Tchad: Les premières manifestations contre la junte dégénèrent

Affrontements violents à N'Djaména entre manifestants et militaires. Cinq morts au moins et une trentaine de blessés. Photo:DR

La capitale du Tchad, N’Djamena, a été secouée par de violentes manifestations mardi matin. Organisées par le mouvement Wakit Tama, une coalition de plusieurs partis d’opposition et des associations, elles militent pour l’instauration d’une transition civile, après la mort du président Idriss Deby Itno sur le champ de bataille contre un groupe rebelle la semaine dernière et la prise du pouvoir par un groupe de quinze généraux dirigés par son fils.

Selon le procureur de la république de la capitale, Youssouf Tom, quatre personnes sont mortes mardi 27 avril à N’Djaména. A Moundou, capitale économique du Tchad située à quelque 500 km au sud de N’Djamena, les autorités annoncent le décès d’un manifestant âgé de 21 ans.

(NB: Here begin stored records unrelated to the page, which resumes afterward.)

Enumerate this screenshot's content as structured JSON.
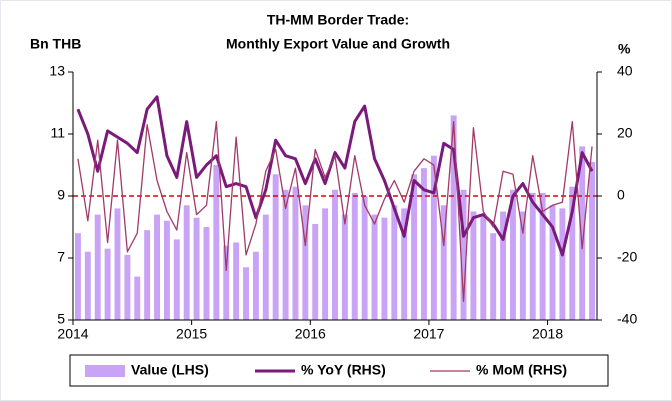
{
  "chart_data": {
    "type": "bar-line",
    "title": [
      "TH-MM Border Trade:",
      "Monthly Export Value and Growth"
    ],
    "ylabel": "Bn THB",
    "y2label": "%",
    "x": [
      2014.0,
      2014.0833,
      2014.1667,
      2014.25,
      2014.3333,
      2014.4167,
      2014.5,
      2014.5833,
      2014.6667,
      2014.75,
      2014.8333,
      2014.9167,
      2015.0,
      2015.0833,
      2015.1667,
      2015.25,
      2015.3333,
      2015.4167,
      2015.5,
      2015.5833,
      2015.6667,
      2015.75,
      2015.8333,
      2015.9167,
      2016.0,
      2016.0833,
      2016.1667,
      2016.25,
      2016.3333,
      2016.4167,
      2016.5,
      2016.5833,
      2016.6667,
      2016.75,
      2016.8333,
      2016.9167,
      2017.0,
      2017.0833,
      2017.1667,
      2017.25,
      2017.3333,
      2017.4167,
      2017.5,
      2017.5833,
      2017.6667,
      2017.75,
      2017.8333,
      2017.9167,
      2018.0,
      2018.0833,
      2018.1667,
      2018.25,
      2018.3333
    ],
    "xlim": [
      2014,
      2018.4167
    ],
    "xticks": [
      2014,
      2015,
      2016,
      2017,
      2018
    ],
    "ylim": [
      5,
      13
    ],
    "yticks": [
      5,
      7,
      9,
      11,
      13
    ],
    "y2lim": [
      -40,
      40
    ],
    "y2ticks": [
      -40,
      -20,
      0,
      20,
      40
    ],
    "reference_line": {
      "axis": "y2",
      "value": 0,
      "color": "#e00000"
    },
    "legend": "bottom",
    "series": [
      {
        "name": "Value (LHS)",
        "kind": "bar",
        "color": "#c9a3f5",
        "values": [
          7.8,
          7.2,
          8.4,
          7.3,
          8.6,
          7.1,
          6.4,
          7.9,
          8.4,
          8.2,
          7.6,
          8.7,
          8.3,
          8.0,
          10.0,
          7.4,
          7.5,
          6.7,
          7.2,
          8.4,
          9.7,
          9.2,
          9.3,
          8.7,
          8.1,
          8.6,
          9.2,
          8.4,
          9.1,
          9.0,
          8.4,
          8.3,
          8.7,
          8.6,
          9.7,
          9.9,
          10.3,
          8.7,
          11.6,
          9.2,
          8.5,
          8.4,
          7.8,
          8.5,
          9.2,
          8.5,
          9.1,
          9.1,
          8.7,
          8.6,
          9.3,
          10.6,
          10.1
        ]
      },
      {
        "name": "% YoY (RHS)",
        "kind": "line",
        "axis": "y2",
        "color": "#7a1a7a",
        "width": 3,
        "values": [
          28,
          20,
          8,
          21,
          19,
          17,
          14,
          28,
          32,
          13,
          6,
          24,
          6,
          10,
          13,
          3,
          4,
          3,
          -7,
          2,
          18,
          13,
          12,
          4,
          12,
          4,
          14,
          9,
          24,
          29,
          12,
          5,
          -4,
          -13,
          5,
          2,
          1,
          17,
          15,
          -13,
          -7,
          -6,
          -9,
          -14,
          0,
          4,
          -2,
          -6,
          -10,
          -19,
          -5,
          14,
          8
        ]
      },
      {
        "name": "% MoM (RHS)",
        "kind": "line",
        "axis": "y2",
        "color": "#a03a6a",
        "width": 1.3,
        "values": [
          12,
          -8,
          18,
          -15,
          18,
          -18,
          -12,
          23,
          5,
          -5,
          -11,
          14,
          -6,
          -3,
          24,
          -24,
          19,
          -19,
          -9,
          8,
          15,
          -4,
          9,
          -16,
          15,
          6,
          13,
          -9,
          13,
          -3,
          -9,
          -1,
          5,
          -2,
          8,
          12,
          10,
          -16,
          24,
          -34,
          22,
          -5,
          -10,
          8,
          7,
          -12,
          13,
          -5,
          -3,
          -2,
          24,
          -17,
          16
        ]
      }
    ]
  }
}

La Convention tchadienne de défense des droits de l’homme (CTDDH), une ONG indépendante, recense de son côté neuf morts (sept à N’Djamena et deux à Moundou). Vingt-sept autres personnes seraient grièvement blessées, selon une source anonyme de l’hôpital général de N’Djaména.

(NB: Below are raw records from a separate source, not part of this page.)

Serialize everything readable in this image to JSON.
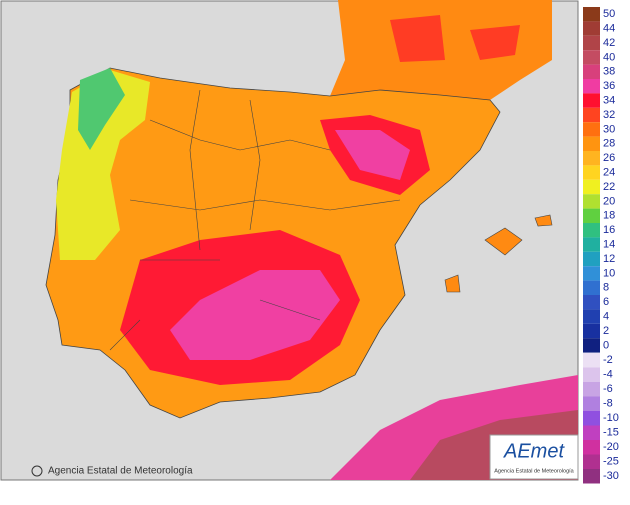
{
  "credit": "Agencia Estatal de Meteorología",
  "logo": {
    "name": "AEmet",
    "subtitle": "Agencia Estatal de Meteorología"
  },
  "legend": {
    "upper": [
      {
        "label": 50,
        "color": "#8b3a1a"
      },
      {
        "label": 44,
        "color": "#a03c34"
      },
      {
        "label": 42,
        "color": "#b04448"
      },
      {
        "label": 40,
        "color": "#c44c62"
      },
      {
        "label": 38,
        "color": "#d8407c"
      },
      {
        "label": 36,
        "color": "#f03ca2"
      },
      {
        "label": 34,
        "color": "#ff1030"
      },
      {
        "label": 32,
        "color": "#ff4420"
      },
      {
        "label": 30,
        "color": "#ff7010"
      },
      {
        "label": 28,
        "color": "#ff9410"
      },
      {
        "label": 26,
        "color": "#ffb420"
      },
      {
        "label": 24,
        "color": "#ffd420"
      },
      {
        "label": 22,
        "color": "#f0f020"
      },
      {
        "label": 20,
        "color": "#b0e030"
      },
      {
        "label": 18,
        "color": "#60d040"
      },
      {
        "label": 16,
        "color": "#30c080"
      },
      {
        "label": 14,
        "color": "#20b0a0"
      },
      {
        "label": 12,
        "color": "#20a0c0"
      },
      {
        "label": 10,
        "color": "#3090d8"
      },
      {
        "label": 8,
        "color": "#3070d0"
      },
      {
        "label": 6,
        "color": "#3050c0"
      },
      {
        "label": 4,
        "color": "#2040b0"
      },
      {
        "label": 2,
        "color": "#1830a0"
      },
      {
        "label": 0,
        "color": "#102080"
      }
    ],
    "lower": [
      {
        "label": -2,
        "color": "#ece0f4"
      },
      {
        "label": -4,
        "color": "#dcc4ec"
      },
      {
        "label": -6,
        "color": "#c8a4e4"
      },
      {
        "label": -8,
        "color": "#b080e0"
      },
      {
        "label": -10,
        "color": "#9050e0"
      },
      {
        "label": -15,
        "color": "#c040c0"
      },
      {
        "label": -20,
        "color": "#d030a0"
      },
      {
        "label": -25,
        "color": "#b03090"
      },
      {
        "label": -30,
        "color": "#903080"
      }
    ]
  }
}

La junte, connue sous le nom de Conseil militaire de transition (CMT), a publié un communiqué lundi soir (26 avril) interdisant tout attroupement susceptible de provoquer des troubles. Mais les organisateurs n’ont pas renoncé à leur projet en qualifiant le CMT d’organe « illégal et illégitime adoubé par la France qui pense imposer aux Tchadiens une nouvelle dictature militaire. » Des manifestants sont sortis massivement pour braver des véhicules chargés de soldats déployés dans les rues du centre de N’Djamena et de Moundou.

L’usage massif de gaz lacrymogènes et de tirs à balles réelles contre des manifestants ont été signalés dans plusieurs quartiers de la capitale. « Les Tchadiens sont debout, nous n’allons plus jamais reculer. Nous allons continuer à marcher », a déclaré Succès Masra, l’un des chefs de file de l’opposition.

« Les militaires ont annoncé la couleur : gouverner dans le sang. Les forces de l’ordre ont tiré à balles réelles sur des jeunes pour réprimer une marche pacifique », a réagi Saleh Kebzabo sur Twitter. A l’instar de ce responsable d’un des principaux partis de l’opposition, plusieurs leaders, ont durci le ton contre le CMT ces dernières heures et réaffirment leur volonté de maintenir leur mouvement de protestation

Les jeunes ont répondu massivement à l’appel de la société civile et des partis politiques qui rejettent la prise de pouvoir à N’Djaména par le CMT. Photo: DR

 

Promesse d’un dialogue national inclusif

Cette pression populaire a obligé le chef de la junte, le général Mahamat Idriss Déby, à faire une sortie télévisée précipitée ce mardi 27 avril pour réitérer sa promesse d’organiser « un dialogue national inclusif » dans une période de transition de dix-huit mois. « Le Tchad continuera à tenir son rang et à assumer ses responsabilités dans la lutte contre le terrorisme et respectera tous ses engagements internationaux », a-t-il ajouté.

Les troubles de mardi soulignent l’atmosphère tendue qui règne au Tchad depuis la mort soudaine du maréchal Idriss Déby Itno. Le CMT a depuis abrogé la Constitution et dissous le gouvernement et l’Assemblée nationale. Le général Mahamat Idriss Déby a promis des « élections libres et démocratiques ». Il a entre temps pris le titre de président de la République et chef suprême des armées. Il a aussi nommé le 26 avril Albert Pahimi Padacké au poste de premier ministre d’un gouvernement de transition. Ce dernier était le dernier premier ministre d’Idriss Déby Itno, avant la suppression de ce poste en 2018, suite à la dernière modification de la Constitution.

L’opposition et quelques généraux dissidents du CMT estiment que la promesse d’un retour à la démocratie n’est pas crédible, dans la mesure où la junte a rejeté la main tendue des rebelles du Front pour l’alternance et la concorde au Tchad (FACT), le mouvement qui a tendu une embuscade et a mortellement blessé le maréchal Idriss Déby Itno dans le Kanem, au Nord-Ouest de N’Djaména le 18 avril dernier.

Selon plusieurs observateurs, ce refus constitue subterfuge pour prolonger la main mise des militaires sur le pouvoir, au nom de la lutte contre l’insurrection armée. La coalition Wakit Tama appelle donc à renouveler les manifestations ce mercredi matin et les jours suivants et ne laisser aucun répit au CMT.